ANZAC Kokoda trekkers

ANZAC Kokoda trekkers

June 2016 | Lorraine Clarke

ON ANZAC Day this year, Meander resident Martin Webster attended a Dawn Service with a difference.

With numerous other stout-hearted Aussies, Martin trekked through the mountains of Papua New Guinea for 7 days to reach one of the most remote Anzac service venues. Ioribaiwa Ridge is the most southern location reached by the Japanese on the Kokoda Track in 1942.

“I first did the Kokoda trek in 2010 as a paying customer, to get fit, to learn more about our Diggers. I discovered my Uncle Mick had fought there, so I had to go back. I was approached by the owner of the company about leading treks across. I’ve now led 7 treks so far.”

The Kokoda Track day begins at 6:30 a.m. with 6 hours’ walking through dense rainforest, up and down steep muddy tracks, crossing rivers on precarious-looking single- file foot bridges. Native porters carry much of the gear and food. “The porters are considered as ‘rock stars’ by other villagers, as they earn 50 kina ($25) per day, where the average income is almost nothing.”

Accommodation along the track is in native villages. “The locals go out of their way to make us feel welcome.
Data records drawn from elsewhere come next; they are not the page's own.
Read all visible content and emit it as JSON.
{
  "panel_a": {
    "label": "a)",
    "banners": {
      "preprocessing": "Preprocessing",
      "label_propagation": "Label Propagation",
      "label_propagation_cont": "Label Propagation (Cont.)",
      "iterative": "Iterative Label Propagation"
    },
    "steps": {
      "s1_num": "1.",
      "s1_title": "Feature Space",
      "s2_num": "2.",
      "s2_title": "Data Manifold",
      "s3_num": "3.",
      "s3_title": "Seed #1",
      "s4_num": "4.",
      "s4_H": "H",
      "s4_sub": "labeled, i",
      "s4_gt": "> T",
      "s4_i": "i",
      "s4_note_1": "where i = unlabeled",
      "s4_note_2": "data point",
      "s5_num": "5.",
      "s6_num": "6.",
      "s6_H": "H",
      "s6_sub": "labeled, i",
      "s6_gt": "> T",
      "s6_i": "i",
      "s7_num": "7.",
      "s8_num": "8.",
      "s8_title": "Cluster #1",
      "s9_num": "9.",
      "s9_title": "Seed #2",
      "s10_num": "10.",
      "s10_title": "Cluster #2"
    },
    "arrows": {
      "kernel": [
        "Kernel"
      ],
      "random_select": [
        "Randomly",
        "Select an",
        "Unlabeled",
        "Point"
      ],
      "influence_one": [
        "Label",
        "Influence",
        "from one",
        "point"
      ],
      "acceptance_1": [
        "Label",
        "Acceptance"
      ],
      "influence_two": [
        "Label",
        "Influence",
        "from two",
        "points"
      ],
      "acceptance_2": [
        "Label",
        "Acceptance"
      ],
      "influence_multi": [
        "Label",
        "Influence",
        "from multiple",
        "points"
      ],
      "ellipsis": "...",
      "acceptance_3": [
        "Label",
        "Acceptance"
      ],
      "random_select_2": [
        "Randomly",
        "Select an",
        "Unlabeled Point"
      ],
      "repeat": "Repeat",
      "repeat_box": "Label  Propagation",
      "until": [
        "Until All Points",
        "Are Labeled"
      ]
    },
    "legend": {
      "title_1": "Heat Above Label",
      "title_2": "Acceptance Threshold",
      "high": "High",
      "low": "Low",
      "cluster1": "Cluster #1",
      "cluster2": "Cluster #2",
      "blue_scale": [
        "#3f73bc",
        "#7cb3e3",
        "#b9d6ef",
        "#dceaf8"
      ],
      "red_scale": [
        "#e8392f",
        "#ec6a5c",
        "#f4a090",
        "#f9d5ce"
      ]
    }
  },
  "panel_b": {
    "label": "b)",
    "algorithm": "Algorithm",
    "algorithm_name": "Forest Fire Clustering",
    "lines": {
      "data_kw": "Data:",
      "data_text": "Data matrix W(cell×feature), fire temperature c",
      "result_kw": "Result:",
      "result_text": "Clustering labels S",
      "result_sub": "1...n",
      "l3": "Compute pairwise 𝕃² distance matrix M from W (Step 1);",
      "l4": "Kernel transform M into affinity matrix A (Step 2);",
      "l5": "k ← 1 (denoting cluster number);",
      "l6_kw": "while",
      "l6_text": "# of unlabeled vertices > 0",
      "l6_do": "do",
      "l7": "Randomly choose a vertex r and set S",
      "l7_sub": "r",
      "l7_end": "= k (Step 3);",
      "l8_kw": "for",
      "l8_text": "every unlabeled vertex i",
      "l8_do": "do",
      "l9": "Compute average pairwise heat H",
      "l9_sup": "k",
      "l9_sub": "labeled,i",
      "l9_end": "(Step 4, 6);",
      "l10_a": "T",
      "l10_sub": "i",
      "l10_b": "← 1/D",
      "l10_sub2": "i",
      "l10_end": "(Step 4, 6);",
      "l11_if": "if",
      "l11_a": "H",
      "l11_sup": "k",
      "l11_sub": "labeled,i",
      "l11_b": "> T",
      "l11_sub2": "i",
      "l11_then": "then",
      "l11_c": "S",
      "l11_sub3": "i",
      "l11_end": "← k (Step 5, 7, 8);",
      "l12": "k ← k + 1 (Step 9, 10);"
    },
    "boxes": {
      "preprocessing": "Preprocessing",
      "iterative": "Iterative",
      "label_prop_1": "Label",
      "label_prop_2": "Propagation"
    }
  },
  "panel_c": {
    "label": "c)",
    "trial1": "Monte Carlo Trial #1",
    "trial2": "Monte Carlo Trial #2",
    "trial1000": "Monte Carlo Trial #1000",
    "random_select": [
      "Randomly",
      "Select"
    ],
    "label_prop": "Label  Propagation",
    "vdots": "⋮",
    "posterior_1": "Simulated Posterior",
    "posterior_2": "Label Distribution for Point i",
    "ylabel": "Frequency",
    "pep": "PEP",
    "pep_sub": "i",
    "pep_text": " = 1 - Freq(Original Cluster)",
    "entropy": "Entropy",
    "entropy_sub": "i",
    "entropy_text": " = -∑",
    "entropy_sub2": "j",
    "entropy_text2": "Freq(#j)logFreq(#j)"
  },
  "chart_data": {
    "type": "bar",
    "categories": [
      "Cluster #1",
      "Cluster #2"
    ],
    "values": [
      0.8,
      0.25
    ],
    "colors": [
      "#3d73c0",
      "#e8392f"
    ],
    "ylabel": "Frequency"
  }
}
They sing to us. They provide us with local fruits in season, and we bring noodles, rice, cheese, Spam, Saladas.” The sun sets before 7.00pm, so it’s an early night in tents to rest for the next strenuous day.

“There are lots of unexploded shells and grenades and some plane wreckages in the jungle. Rusted Bren guns, helmets, shoes, along the track. We don’t touch any of them. We see the occasional snake, hear lots of birds, but hardly see any wildlife because the jungle is so dense.”

When Martin leads his next trek in July, fiancée Alison Bailey will accompany him for her first Kokoda experience. They train by bushwalking in the Western Tiers with their dogs.

“It is a fantastic journey to make with loved ones. It makes you appreciate what you have, and there is such a sense of accomplishment when you walk through the Arches at the end,” said Martin.